The show maintained the interest of the audience by departing occasionally from the pure classicality of the aforementioned pieces. Aragognia Jota, an upbeat, folkloric- inspired dance set to Spanish folk music, showcased Veterich's choreographic finesse as well as authentic-looking Spanish peasant attire in striking black, white and red. A group of dancers later displayed their playful streaks in Ladies Knight, a boy-meets-girl scenario in which adolescent girls competed for the affections of the winsome Jonathan McGill, whose stage presence remained strong throughout Jill Schulster's clever choreography. Schulster, who recently graduated with a dance degree from NYU's prestigious Tisch School of the Arts, not only choreographed but both costumed and danced in the piece.

The caliber of the Dance Conservatory Performance Project's choreography, technique and training, costumes and lighting attested, on May 21st, to the myriad of talent with which Valentina Kozlova works in a company and staff comprised of both professionals and up-and-coming artists.

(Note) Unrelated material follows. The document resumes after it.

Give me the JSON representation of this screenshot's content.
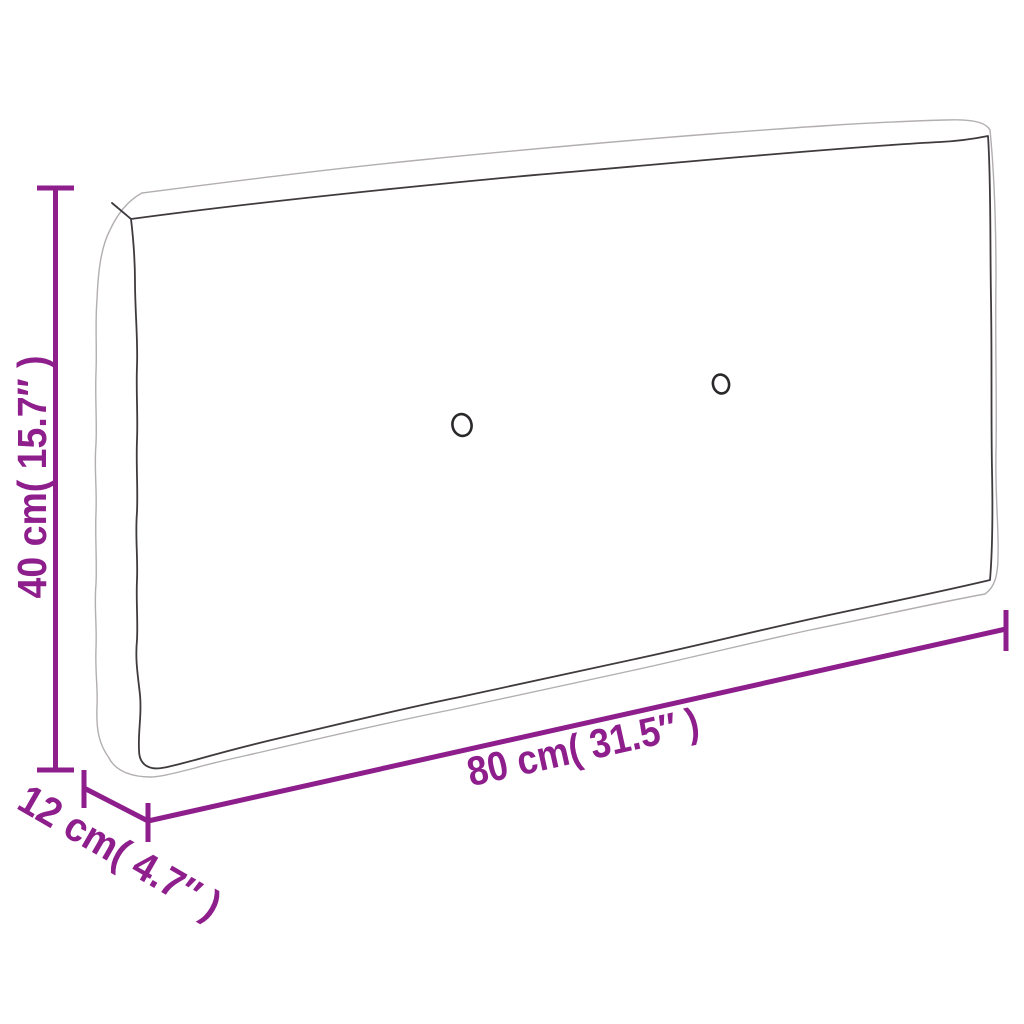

Such was particularly apparent as, opening to the melancholy strains of Ron Wasserman's Lament and Restoration on Alison Crowther's violin, Kozlova, Verterich and a chorus of dancers, dedicated their final piece, Red Bandanna, to Ms. Crowther's late son, Welles Remy Crowther, September 11th's famed "Man in the Red Bandanna" who perished after saving many lives. The participants' professionalism and passion, as well as the meaning behind the evening's title, An Evening in Honor of an American Hero of 9/11…, was solidified as the performers joined Ms. Crowther in her heartfelt homage.